Despite these insights, our study has certain limitations. Several patients were evaluated prior to the COVID-19 pandemic and were lost to follow-up, limiting our understanding of long-term outcomes. The observational nature and small sample size restrict causal inferences. While seizure control appeared to stabilize cognition in select patients, this finding requires validation in prospective studies investigating whether early therapeutic intervention in late-onset epilepsy can modify the trajectory of cognitive decline.
Nevertheless, this case series contributes meaningful clinical observations on the intersection of epilepsy and cognitive impairment. A notable strength is the integration of clinical, neuroimaging, and electrophysiological data—including EEG images—enabling a nuanced characterization of this comorbidity. These cases help systematize the interplay between epilepsy and cognitive decline, shedding light on how seizure activity may either contribute to or coexist with neurodegeneration. By documenting a spectrum of clinical presentations, EEG abnormalities, and disease trajectories, our findings highlight the importance of comprehensive diagnostic evaluation of epilepsy in older adults, particularly LOEU. Additionally, we highlight the need for meticulous follow up in those presenting with cognitive symptoms in order to facilitate timely identification of epileptic activity. Furthermore, our data emphasize the importance of tailored antiepileptic treatment strategies, as demonstrated by the varying responses to different pharmacological interventions across patients.

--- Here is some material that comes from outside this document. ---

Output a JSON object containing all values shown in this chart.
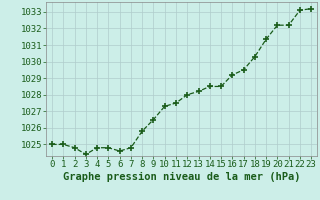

In conclusion, our data suggest that epileptic activity may precede or exacerbate cognitive impairment in older adults. Early recognition and appropriate treatment of seizures may offer an opportunity to mitigate cognitive decline in this population. Multimodal assessment, including EEG, imaging, and cognitive testing, enhances precision and provides a framework for clinicians toward more individualized management of patients with comorbid epilepsy and cognitive impairment. Future longitudinal studies are essential to better delineate causal pathways and assess whether early therapeutic intervention can alter the clinical trajectory of these patients.